To be clear, these gains are not available in every production environment. Clearly, Autonomous has proved its worth in large open pit environments. However, one size does not fit all—the technology has to be matched to the right conditions. In many places, we are years away from autonomous being an economically viable solution.
5. Big Data
Many mining companies are piloting Big Data across multiple applications. We have seen robust examples of Big Data technologies applied to:
- Exploration – getting greater insight from geographical data, even data collected years ago
- Equipment maintenance – predicting machine failures, identifying behaviors that lead to longer equipment life
- Improving plant operations – putting artificial intelligence on top of the current process control systems and removing the black art of running a plant.

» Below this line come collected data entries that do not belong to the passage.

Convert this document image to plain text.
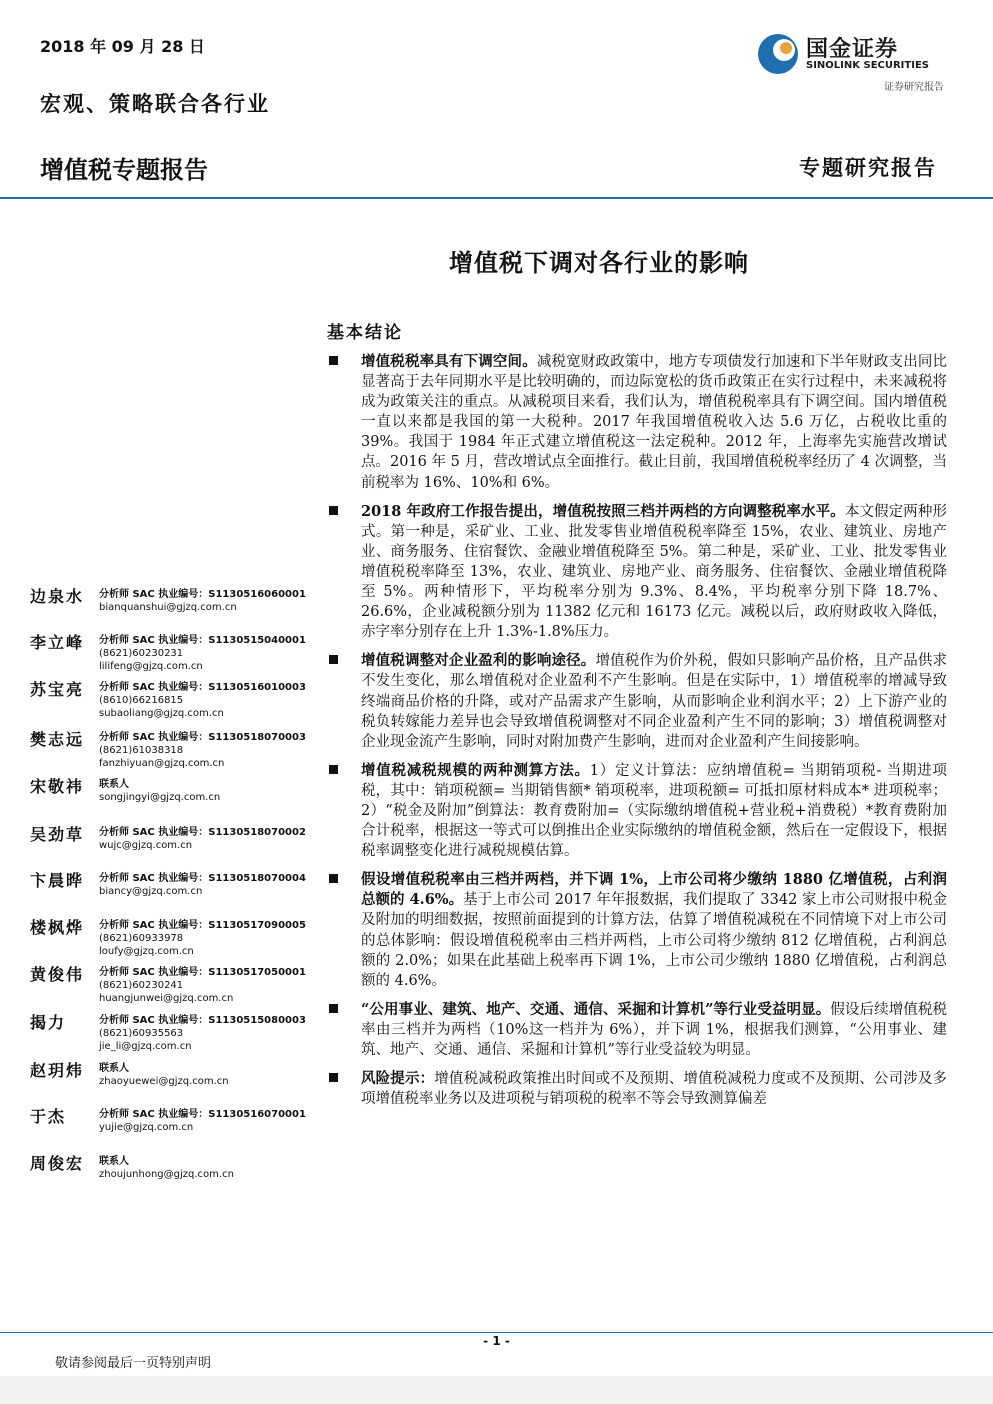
2018 年 09 月 28 日
宏观、策略联合各行业
增值税专题报告	专题研究报告
国金证券
SINOLINK SECURITIES
证券研究报告
增值税下调对各行业的影响
基本结论
增值税税率具有下调空间。减税宽财政政策中，地方专项债发行加速和下半年财政支出同比显著高于去年同期水平是比较明确的，而边际宽松的货币政策正在实行过程中，未来减税将成为政策关注的重点。从减税项目来看，我们认为，增值税税率具有下调空间。国内增值税一直以来都是我国的第一大税种。2017 年我国增值税收入达 5.6 万亿，占税收比重的 39%。我国于 1984 年正式建立增值税这一法定税种。2012 年，上海率先实施营改增试点。2016 年 5 月，营改增试点全面推行。截止目前，我国增值税税率经历了 4 次调整，当前税率为 16%、10%和 6%。
2018 年政府工作报告提出，增值税按照三档并两档的方向调整税率水平。本文假定两种形式。第一种是，采矿业、工业、批发零售业增值税税率降至 15%，农业、建筑业、房地产业、商务服务、住宿餐饮、金融业增值税降至 5%。第二种是，采矿业、工业、批发零售业增值税税率降至 13%，农业、建筑业、房地产业、商务服务、住宿餐饮、金融业增值税降至 5%。两种情形下，平均税率分别为 9.3%、8.4%，平均税率分别下降 18.7%、26.6%，企业减税额分别为 11382 亿元和 16173 亿元。减税以后，政府财政收入降低，赤字率分别存在上升 1.3%-1.8%压力。
增值税调整对企业盈利的影响途径。增值税作为价外税，假如只影响产品价格，且产品供求不发生变化，那么增值税对企业盈利不产生影响。但是在实际中，1）增值税率的增减导致终端商品价格的升降，或对产品需求产生影响，从而影响企业利润水平；2）上下游产业的税负转嫁能力差异也会导致增值税调整对不同企业盈利产生不同的影响；3）增值税调整对企业现金流产生影响，同时对附加费产生影响，进而对企业盈利产生间接影响。
增值税减税规模的两种测算方法。1）定义计算法：应纳增值税= 当期销项税- 当期进项税，其中：销项税额= 当期销售额* 销项税率，进项税额= 可抵扣原材料成本* 进项税率；2）“税金及附加”倒算法：教育费附加=（实际缴纳增值税+营业税+消费税）*教育费附加合计税率，根据这一等式可以倒推出企业实际缴纳的增值税金额，然后在一定假设下，根据税率调整变化进行减税规模估算。
假设增值税税率由三档并两档，并下调 1%，上市公司将少缴纳 1880 亿增值税，占利润总额的 4.6%。基于上市公司 2017 年年报数据，我们提取了 3342 家上市公司财报中税金及附加的明细数据，按照前面提到的计算方法，估算了增值税减税在不同情境下对上市公司的总体影响：假设增值税税率由三档并两档，上市公司将少缴纳 812 亿增值税，占利润总额的 2.0%；如果在此基础上税率再下调 1%，上市公司少缴纳 1880 亿增值税，占利润总额的 4.6%。
“公用事业、建筑、地产、交通、通信、采掘和计算机”等行业受益明显。假设后续增值税税率由三档并为两档（10%这一档并为 6%），并下调 1%，根据我们测算，“公用事业、建筑、地产、交通、通信、采掘和计算机”等行业受益较为明显。
风险提示：增值税减税政策推出时间或不及预期、增值税减税力度或不及预期、公司涉及多项增值税率业务以及进项税与销项税的税率不等会导致测算偏差
边泉水 分析师 SAC 执业编号：S1130516060001
bianquanshui@gjzq.com.cn
李立峰 分析师 SAC 执业编号：S1130515040001
(8621)60230231
lilifeng@gjzq.com.cn
苏宝亮 分析师 SAC 执业编号：S1130516010003
(8610)66216815
subaoliang@gjzq.com.cn
樊志远 分析师 SAC 执业编号：S1130518070003
(8621)61038318
fanzhiyuan@gjzq.com.cn
宋敬祎 联系人
songjingyi@gjzq.com.cn
吴劲草 分析师 SAC 执业编号：S1130518070002
wujc@gjzq.com.cn
卞晨晔 分析师 SAC 执业编号：S1130518070004
biancy@gjzq.com.cn
楼枫烨 分析师 SAC 执业编号：S1130517090005
(8621)60933978
loufy@gjzq.com.cn
黄俊伟 分析师 SAC 执业编号：S1130517050001
(8621)60230241
huangjunwei@gjzq.com.cn
揭力	分析师 SAC 执业编号：S1130515080003
(8621)60935563
jie_li@gjzq.com.cn
赵玥炜 联系人
zhaoyuewei@gjzq.com.cn
于杰	分析师 SAC 执业编号：S1130516070001
yujie@gjzq.com.cn
周俊宏 联系人
zhoujunhong@gjzq.com.cn
- 1 -
敬请参阅最后一页特别声明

Most of these applications are in the pilot stage, but with encouraging results — e.g. 15% improvement in tire life, Predicting SAG mill gear failure 3 – 6 months out. The big challenge is to ensure that you can effectively translate the real world into the math world and back to the real world. In our experience, you need excellent operational expertise as well as data science.These five areas can deliver value from Digital Technology relatively quickly. But what about the other areas? In many cases, there is substantial capital available for digital tools, but only a moderate level of digital expertise, and a disconnect between management and the work at the front line. This makes it easier for companies to choose the most exciting technology rather than something fit-for-purpose that improves a key value driver. Drones may be more interesting than eForms, but oftentimes the less exciting technology has the largest economic leverage.